4. If decisions are taken in a written circulation procedure, the affirmative vote of each member of the Board is required.
§ 10 The Board of Trustees
1. The Board of Trustees consists of a minimum of three (3) and a maximum of seven (7) natural persons. The initial appointment is realized by the Board of Directors.
2. The members of the Board of Trustees are appointed for a period of five years. In case of an early retirement, appointing a replacement for the remaining term is admissible. Such replacement must be appointed within a period of one month.

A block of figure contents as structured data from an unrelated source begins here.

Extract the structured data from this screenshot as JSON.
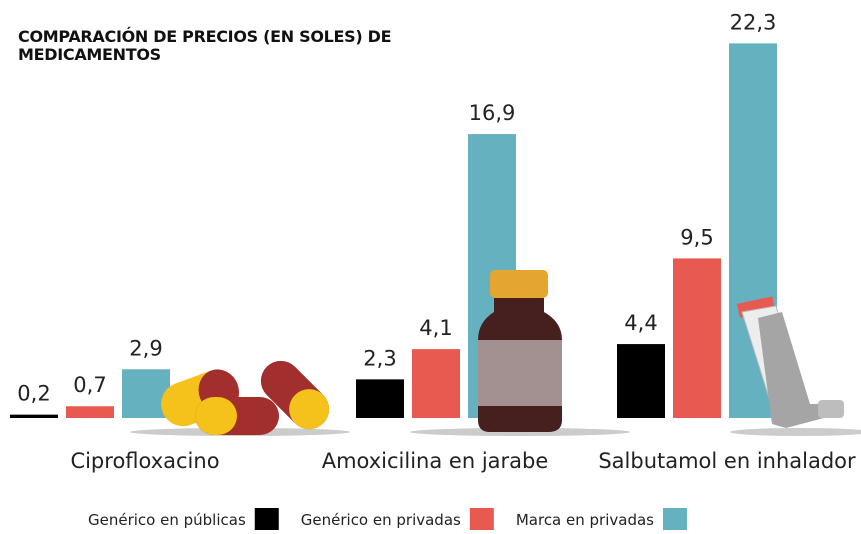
{
  "chart_data": {
    "type": "bar",
    "title": "COMPARACIÓN DE PRECIOS (EN SOLES) DE MEDICAMENTOS",
    "categories": [
      "Ciprofloxacino",
      "Amoxicilina en jarabe",
      "Salbutamol en inhalador"
    ],
    "series": [
      {
        "name": "Genérico en públicas",
        "color": "#000000",
        "values": [
          0.2,
          2.3,
          4.4
        ],
        "value_labels": [
          "0,2",
          "2,3",
          "4,4"
        ]
      },
      {
        "name": "Genérico en privadas",
        "color": "#e85a4f",
        "values": [
          0.7,
          4.1,
          9.5
        ],
        "value_labels": [
          "0,7",
          "4,1",
          "9,5"
        ]
      },
      {
        "name": "Marca en privadas",
        "color": "#66b1bf",
        "values": [
          2.9,
          16.9,
          22.3
        ],
        "value_labels": [
          "2,9",
          "16,9",
          "22,3"
        ]
      }
    ]
  }
}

3. Subsequent appointment to the Board of Trustees is performed by the Board of Directors.
4. The Board of Trustees elects among its members and with a proposal of the Board of Directors a Chairman and a Vice Chairman.
5. The Board of Directors may dismiss members of the Board of Trustees for cause.
§ 11 Responsibilities of the Board of Trustees
The Board of Trustees is responsible for the following:
a) advise the Board of Directors in scientific issues and in fulfilling the purpose of the foundation,
b) establish and maintain contacts to personalities and institutions ready and able to support the foundation.
§ 12 Taking of Decisions by the Board of Trustees
1. The Board of Trustees shall come together at least once a year in a regular meeting. The invitation shall be issued by the Chairman or in case of his non-availability by the Vice Chairman in writing at least four weeks prior to the meeting giving details about the agenda. Additional meetings of the Board of Trustees shall be convened if at least half of the members demand it in writing specifying the reasons. The Board of Trustees takes its decisions with a simple majority vote. If votes are equal, the Chairman’s vote or that of the Vice Chairman shall be decisive. The Board is quorate when at least half of the members appointed are present. Members unable to be present may still provide their votes in writing through members who are present.
2. Decisions may also be taken in a written circulation procedure, if all members of the Board of Trustees agree to choose this procedure.
3. The Chairman and the Vice Chairman / Vice Chairmen of the Board of Directors will participate in the meetings of the Board of Trustees in an advisory function.
§ 13 Fiscal Year / Financial Statement
1. The fiscal year is the calendar year.
2. The financial statement is to be reviewed by a certified auditor or audit firm.
§ 14 Amendments to the Statutes
1. Should fulfillment of the purpose of the foundation become impossible or senseless in view of a significant change of conditions, the Board of Directors may define a new purpose of the foundation. Decisions regarding a change of purpose require a qualified majority and in addition the consent of the Chairman and the Vice Chairman or Vice Chairmen. The new purpose of the foundation must be tax deductible as well.
2. Any other change of statutes requires a simple majority vote of the Board of Directors.
§ 15 Dissolution of the Foundation
In case of dissolution or annulment of the foundation or in case of a loss of the tax-privileged purposes, the foundation’s assets will be transferred to Deutsche Herzstiftung e. V. or any other tax-privileged institution dealing with cardiovascular diseases bound to use the assets exclusively and directly for purposes equal or as close as possible to the charitable purposes. The decision is made by the Board of Directors.
§ 16 Foundation Regulatory Authority
1. The foundation is subject to government regulation in compliance with applicable foundation law.
2. The Board of Directors is obliged to submit to the regulatory authority the budget plan and the annual financial statement in compliance with applicable foundation law requirements.
§ 17
These statutes become effective on the day of approval.